Game of clones: Why ‘Game of Thrones’ is a lot like Russian politics ­ except not really

Kremlin and St. Basil's

(Moscow News – themoscownews.com – Anna Arutunyan – May 6, 2013)

Anna Arutunyan is a correspondent and editor at themoscownews.com

When, over the long weekend, I sat down to watch “Game of Thrones,” a fantasy series set in a mythical realm where seven houses ruthlessly vie for supreme power, I was prepared to draw parallels with Russian politics. At first, the show delivered to my inner geek ­ as would any show about power plays from an age before the establishment of functioning institutions and the legal-rational state made politics bloodless and boring.

Here’s Boris Yeltsin as the hard-drinking King Robert Baratheon surrounded by scheming boyars. Here’s the Kremlin’s mystifying gray cardinal, cast as Tyrion Lannister, a brilliant, strategically gifted dwarf who’s getting things done behind the scenes.

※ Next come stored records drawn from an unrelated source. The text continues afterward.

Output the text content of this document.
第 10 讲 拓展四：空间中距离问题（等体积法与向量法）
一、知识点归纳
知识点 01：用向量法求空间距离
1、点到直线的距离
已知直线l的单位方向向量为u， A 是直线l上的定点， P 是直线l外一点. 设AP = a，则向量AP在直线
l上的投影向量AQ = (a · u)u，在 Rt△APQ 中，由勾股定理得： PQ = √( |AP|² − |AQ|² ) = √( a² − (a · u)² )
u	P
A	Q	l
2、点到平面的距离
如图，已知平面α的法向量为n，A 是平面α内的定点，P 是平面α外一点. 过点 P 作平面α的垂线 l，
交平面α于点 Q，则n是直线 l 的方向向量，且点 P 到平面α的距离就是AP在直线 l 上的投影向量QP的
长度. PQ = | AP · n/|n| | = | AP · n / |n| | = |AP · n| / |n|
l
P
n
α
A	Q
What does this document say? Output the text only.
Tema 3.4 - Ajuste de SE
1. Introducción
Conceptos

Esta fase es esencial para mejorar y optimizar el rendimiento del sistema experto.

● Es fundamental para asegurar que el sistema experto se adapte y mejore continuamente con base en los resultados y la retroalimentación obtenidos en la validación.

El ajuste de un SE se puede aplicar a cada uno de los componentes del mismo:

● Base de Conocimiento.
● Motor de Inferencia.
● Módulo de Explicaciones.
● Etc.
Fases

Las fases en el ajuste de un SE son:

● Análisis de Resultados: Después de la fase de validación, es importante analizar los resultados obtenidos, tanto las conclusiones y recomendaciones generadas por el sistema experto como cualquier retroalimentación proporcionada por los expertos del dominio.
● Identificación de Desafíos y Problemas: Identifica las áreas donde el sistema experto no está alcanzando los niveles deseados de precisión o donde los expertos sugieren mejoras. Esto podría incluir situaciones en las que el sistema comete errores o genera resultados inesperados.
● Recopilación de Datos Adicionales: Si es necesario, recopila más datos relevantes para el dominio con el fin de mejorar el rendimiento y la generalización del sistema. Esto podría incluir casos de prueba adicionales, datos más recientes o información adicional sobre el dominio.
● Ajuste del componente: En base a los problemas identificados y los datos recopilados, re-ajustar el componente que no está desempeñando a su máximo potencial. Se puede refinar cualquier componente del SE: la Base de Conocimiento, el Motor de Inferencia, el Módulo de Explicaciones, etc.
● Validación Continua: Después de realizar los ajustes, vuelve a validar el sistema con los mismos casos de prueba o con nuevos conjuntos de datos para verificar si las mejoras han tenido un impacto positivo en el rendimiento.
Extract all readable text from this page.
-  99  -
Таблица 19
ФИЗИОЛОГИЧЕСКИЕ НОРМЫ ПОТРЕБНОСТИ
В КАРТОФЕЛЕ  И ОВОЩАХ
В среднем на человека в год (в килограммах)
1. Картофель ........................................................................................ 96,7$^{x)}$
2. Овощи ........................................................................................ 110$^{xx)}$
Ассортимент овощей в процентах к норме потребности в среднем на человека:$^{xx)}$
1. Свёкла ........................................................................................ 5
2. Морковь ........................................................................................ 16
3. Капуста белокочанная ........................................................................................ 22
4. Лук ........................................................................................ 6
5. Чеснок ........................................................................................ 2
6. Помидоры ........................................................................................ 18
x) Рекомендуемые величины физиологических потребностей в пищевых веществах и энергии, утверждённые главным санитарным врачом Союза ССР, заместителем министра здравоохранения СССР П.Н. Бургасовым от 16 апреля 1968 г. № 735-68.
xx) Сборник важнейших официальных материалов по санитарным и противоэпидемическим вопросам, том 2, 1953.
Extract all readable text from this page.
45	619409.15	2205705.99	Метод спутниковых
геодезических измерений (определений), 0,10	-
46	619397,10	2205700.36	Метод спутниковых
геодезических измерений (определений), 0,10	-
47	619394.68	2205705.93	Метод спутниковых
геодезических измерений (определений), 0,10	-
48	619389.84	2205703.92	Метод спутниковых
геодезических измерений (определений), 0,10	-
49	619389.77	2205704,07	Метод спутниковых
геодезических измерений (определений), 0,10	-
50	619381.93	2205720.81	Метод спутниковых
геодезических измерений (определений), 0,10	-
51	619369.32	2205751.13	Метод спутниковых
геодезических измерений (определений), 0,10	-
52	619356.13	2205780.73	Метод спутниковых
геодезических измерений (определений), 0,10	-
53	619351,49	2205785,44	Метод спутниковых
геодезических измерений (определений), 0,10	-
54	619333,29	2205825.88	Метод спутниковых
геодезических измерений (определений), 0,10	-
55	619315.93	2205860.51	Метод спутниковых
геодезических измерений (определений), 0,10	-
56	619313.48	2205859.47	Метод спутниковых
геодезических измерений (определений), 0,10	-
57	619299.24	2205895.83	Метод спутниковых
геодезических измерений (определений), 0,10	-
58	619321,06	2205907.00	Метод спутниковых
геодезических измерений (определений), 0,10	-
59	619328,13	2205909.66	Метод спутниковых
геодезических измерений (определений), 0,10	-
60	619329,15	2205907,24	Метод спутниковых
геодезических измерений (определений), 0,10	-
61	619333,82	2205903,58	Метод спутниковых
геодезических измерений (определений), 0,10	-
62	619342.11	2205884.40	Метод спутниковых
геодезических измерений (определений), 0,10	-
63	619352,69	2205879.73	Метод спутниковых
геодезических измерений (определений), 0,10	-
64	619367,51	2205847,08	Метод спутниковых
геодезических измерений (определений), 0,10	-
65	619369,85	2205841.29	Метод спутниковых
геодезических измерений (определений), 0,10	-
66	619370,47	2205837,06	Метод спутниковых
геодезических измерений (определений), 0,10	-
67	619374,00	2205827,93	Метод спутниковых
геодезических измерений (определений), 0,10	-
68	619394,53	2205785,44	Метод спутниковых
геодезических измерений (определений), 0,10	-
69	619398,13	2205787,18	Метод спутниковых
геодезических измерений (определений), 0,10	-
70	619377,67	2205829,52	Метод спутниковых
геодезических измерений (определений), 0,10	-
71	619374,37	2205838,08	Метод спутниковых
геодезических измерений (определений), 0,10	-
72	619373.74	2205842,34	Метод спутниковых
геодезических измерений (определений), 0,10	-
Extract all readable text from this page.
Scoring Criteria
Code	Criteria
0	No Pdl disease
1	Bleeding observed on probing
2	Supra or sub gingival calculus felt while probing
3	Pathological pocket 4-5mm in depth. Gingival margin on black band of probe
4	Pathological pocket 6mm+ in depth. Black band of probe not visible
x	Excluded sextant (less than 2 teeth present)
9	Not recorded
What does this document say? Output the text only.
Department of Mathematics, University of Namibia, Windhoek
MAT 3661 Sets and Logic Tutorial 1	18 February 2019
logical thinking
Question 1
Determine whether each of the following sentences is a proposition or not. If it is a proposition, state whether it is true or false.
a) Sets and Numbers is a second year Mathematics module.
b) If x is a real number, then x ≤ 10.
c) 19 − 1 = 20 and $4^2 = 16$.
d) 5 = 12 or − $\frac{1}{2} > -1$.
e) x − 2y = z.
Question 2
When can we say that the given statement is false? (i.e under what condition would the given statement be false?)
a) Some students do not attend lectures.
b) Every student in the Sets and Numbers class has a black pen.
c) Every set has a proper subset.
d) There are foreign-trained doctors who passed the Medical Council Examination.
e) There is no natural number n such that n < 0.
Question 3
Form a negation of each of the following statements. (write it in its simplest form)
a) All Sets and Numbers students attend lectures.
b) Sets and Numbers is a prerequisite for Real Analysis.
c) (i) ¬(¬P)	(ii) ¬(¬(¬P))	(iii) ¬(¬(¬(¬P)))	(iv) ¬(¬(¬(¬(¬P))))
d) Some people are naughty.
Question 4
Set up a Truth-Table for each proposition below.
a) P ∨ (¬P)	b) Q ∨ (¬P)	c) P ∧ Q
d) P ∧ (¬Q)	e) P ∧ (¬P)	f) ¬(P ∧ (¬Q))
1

And look, is that a glimpse of opposition leader Alexei Navalny that I see? Except that the goldenhaired leader of the resistance is a girl, and she has dragons. Unless Daenerys Targaryen, the Mother of Dragons, is actually Moscow socialite-turned-protest activistturned- wife Ksenia Sobchak, as a helpful colleague pointed out.

By the end of season two, the parallels were starting to fall flat. “Game of Thrones” was kind of like Russian politics in every way except the one that really mattered: Vladimir Putin wasn’t in it. He just wasn’t. We certainly don’t see him in King Robert’s successor ­ a sadistic, inbred teenager that I wouldn’t even compare with Ivan the Terrible.

Eddard, Lord Stark, Robert’s choice for king’s hand ­ i. e. prime minister ­ turned out too principled, and, what was more, fatally slow to grasp the intrigue that unfurled after Robert’s death. None of the Lannisters fit ­ except, once again, Tyrion, with his opportunism and survivor’s knack. On second thought, I won’t draw any additional parallels between Tyrion and the world of Russian politics. That way danger lies.

Seriously, though. I’m not the only person trying to read Russian politics on the tea leaves of “Game of Thrones.” And yet I had to ask myself ­ dead serious this time, because there’s a lot of death on the show ­ why I was looking for political answers in a show that wasn’t even based on history? The answer lies in a peculiar quality of recent American cable series: their treatment of naked power.

Yegor Prosvirnin, a nationalist Russian blogger, once had this to say about “The Boss,” a series about an ailing Chicago mayor who spins a web of deceit to conceal his neurological condition: “If Machiavelli were alive today, he would make a similar [film]. It’s a cold, fascist hymn to Force. It’s obvious that if Russian filmmakers were given billion-dollar budgets, they wouldn’t create anything like it, because they don’t think in terms of self-justifying Force.”

American cinema, Prosvirnin was saying, is obsessed with power and force; Russians don’t think in those categories. But what he didn’t write is that Russians don’t think in those categories because many live in them.

The recent American shows that deal with the subject ­ whether “Game of Thrones” or “House of Cards” ­ are trying to get at the essence of self-justifying power, the ancient kind, before it was effectively bound by the rule of law or political institutions.

When Petyr Baelish tries to tell Queen Cersei that knowledge is power, she orders her guards to slit his throat, and then swiftly tells them she’s changed her mind. “Power is power,” she tells Baelish (actually, Baelish is right ­ because he’s got some major “kompromat,” i. e. compromising information, on her family).

“Power is power.” Those three words serve as a kind of definition in the imaginations of those who take for granted their Weberian legal rational state. But is it really?

Out here, in Moscow, there’s a 16th century fortress that, were this Europe, would probably just be a museum. Instead, it’s still a fortress ­ and the seat of power we call the Kremlin. But we won’t find the one who occupies that seat in a show like “Game of Thrones” ­ because we don’t really have an inkling of what power is at all.